Silver bullet fix: Cooney says a complete “culture change” around childcare is needed to solve the problems northern Michigan is facing. “The issue is a belief that early childhood isn't really important,” she explains. “It's ‘important,’ in that parents need a place for their kids to be while they work. But it's not ‘important’ as a need for a child to grow and develop. If the majority of the community understood the importance of early childhood to a developing child, most of our issues would be fixed. But the culture is that we’re a babysitting industry, and that parents are just looking for people to watch their kids..”

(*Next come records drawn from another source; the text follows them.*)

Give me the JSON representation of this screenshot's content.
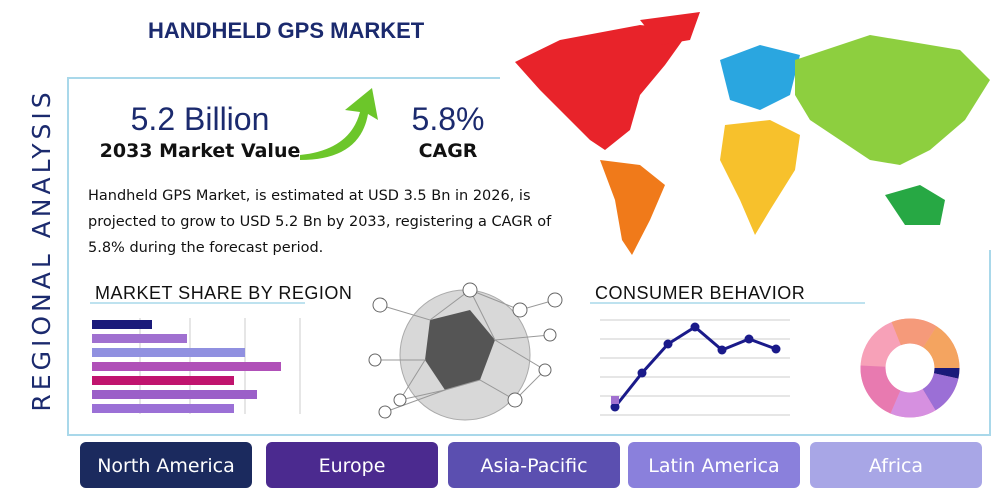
{
  "header": {
    "title": "HANDHELD GPS MARKET",
    "side_label": "REGIONAL ANALYSIS"
  },
  "stats": [
    {
      "value": "5.2 Billion",
      "label": "2033 Market Value"
    },
    {
      "value": "5.8%",
      "label": "CAGR"
    }
  ],
  "description": "Handheld GPS Market, is estimated at USD 3.5 Bn in 2026, is projected to grow to USD 5.2 Bn by 2033, registering a CAGR of 5.8% during the forecast period.",
  "sections": {
    "market_share": "MARKET SHARE BY REGION",
    "consumer_behavior": "CONSUMER BEHAVIOR"
  },
  "regions": [
    "North America",
    "Europe",
    "Asia-Pacific",
    "Latin America",
    "Africa"
  ]
}
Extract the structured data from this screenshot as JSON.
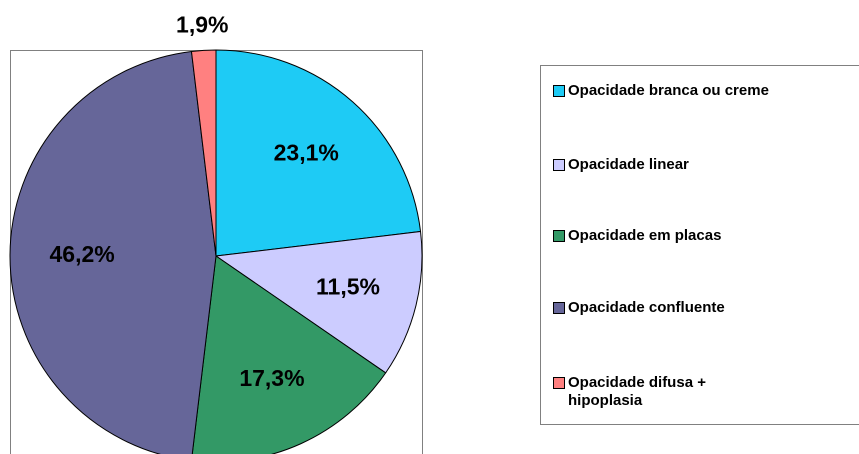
{
  "chart_data": {
    "type": "pie",
    "categories": [
      "Opacidade branca ou creme",
      "Opacidade linear",
      "Opacidade em placas",
      "Opacidade confluente",
      "Opacidade difusa + hipoplasia"
    ],
    "values": [
      23.1,
      11.5,
      17.3,
      46.2,
      1.9
    ],
    "value_labels": [
      "23,1%",
      "11,5%",
      "17,3%",
      "46,2%",
      "1,9%"
    ],
    "colors": [
      "#1ecbf5",
      "#ccccff",
      "#339966",
      "#666699",
      "#ff8080"
    ],
    "legend": "right"
  }
}
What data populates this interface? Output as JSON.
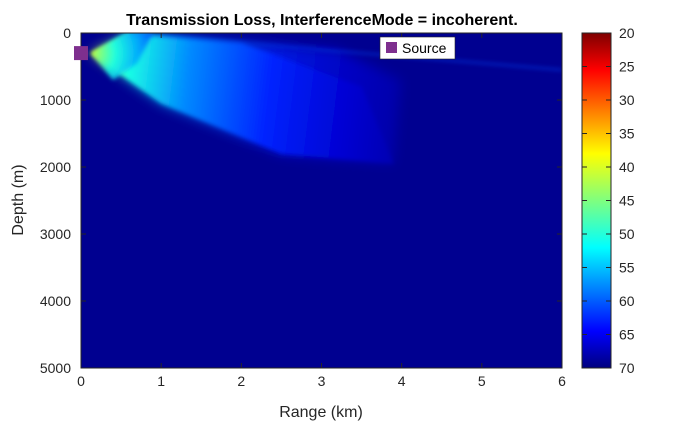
{
  "chart_data": {
    "type": "heatmap",
    "title": "Transmission Loss, InterferenceMode = incoherent.",
    "xlabel": "Range (km)",
    "ylabel": "Depth (m)",
    "xlim": [
      0,
      6
    ],
    "ylim": [
      0,
      5000
    ],
    "y_reversed": true,
    "x_ticks": [
      "0",
      "1",
      "2",
      "3",
      "4",
      "5",
      "6"
    ],
    "y_ticks": [
      "0",
      "1000",
      "2000",
      "3000",
      "4000",
      "5000"
    ],
    "colorbar": {
      "colormap": "jet",
      "range": [
        20,
        70
      ],
      "reversed": true,
      "ticks": [
        "20",
        "25",
        "30",
        "35",
        "40",
        "45",
        "50",
        "55",
        "60",
        "65",
        "70"
      ]
    },
    "source": {
      "label": "Source",
      "range_km": 0,
      "depth_m": 300,
      "color": "#7e2f8e"
    },
    "legend": {
      "entries": [
        "Source"
      ],
      "placement": "top-right"
    },
    "beam": {
      "apex_range_km": 0.12,
      "apex_depth_m": 300,
      "upper_edge": [
        [
          0.12,
          300
        ],
        [
          0.6,
          0
        ]
      ],
      "lower_edge": [
        [
          0.12,
          300
        ],
        [
          1.0,
          1050
        ],
        [
          2.5,
          1800
        ],
        [
          3.9,
          1950
        ]
      ],
      "reflected_ray": [
        [
          0.6,
          0
        ],
        [
          3.0,
          250
        ],
        [
          6.0,
          550
        ]
      ],
      "tl_at_apex": 40,
      "tl_at_upper_edge": 50,
      "background_tl": 68
    }
  }
}
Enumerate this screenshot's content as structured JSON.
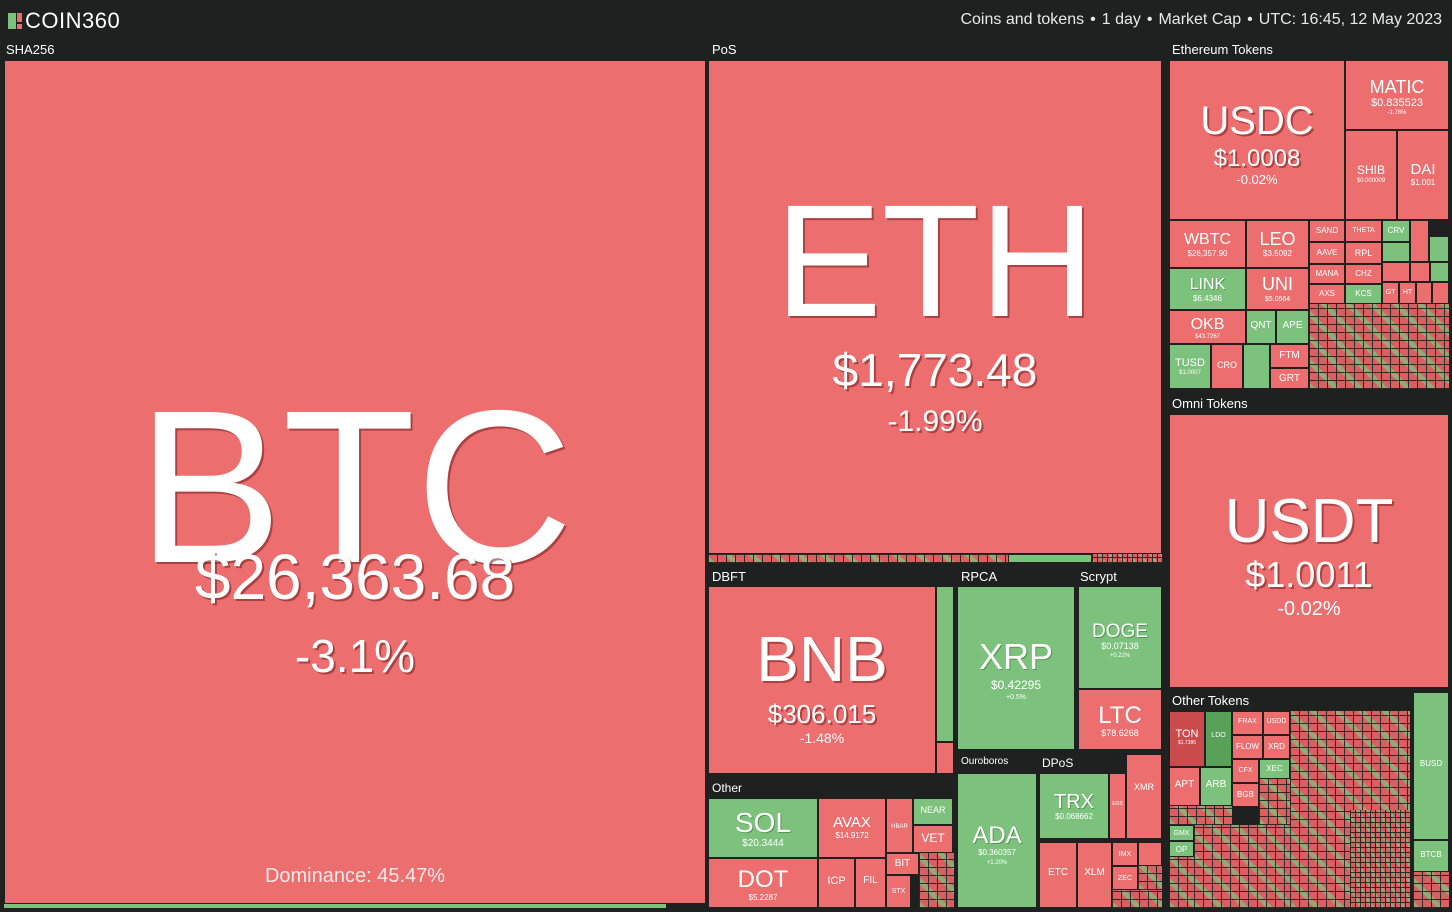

Industry future: “That’s a tough question for me, because I’m leaving,” Cooney says, admitting that she’s so “burned out” with the childcare industry that she’s stepping down from Angel Care this year. “We’ve done a lot of work as a center here [to make a difference],” she adds. “We've raised compensation to a point where it’s going to help people not live in poverty anymore; they're going to be able to have housing, and a car, and maybe the gas that goes with it. But that's not happening everywhere. And until that happens everywhere, this problem is not going to change.”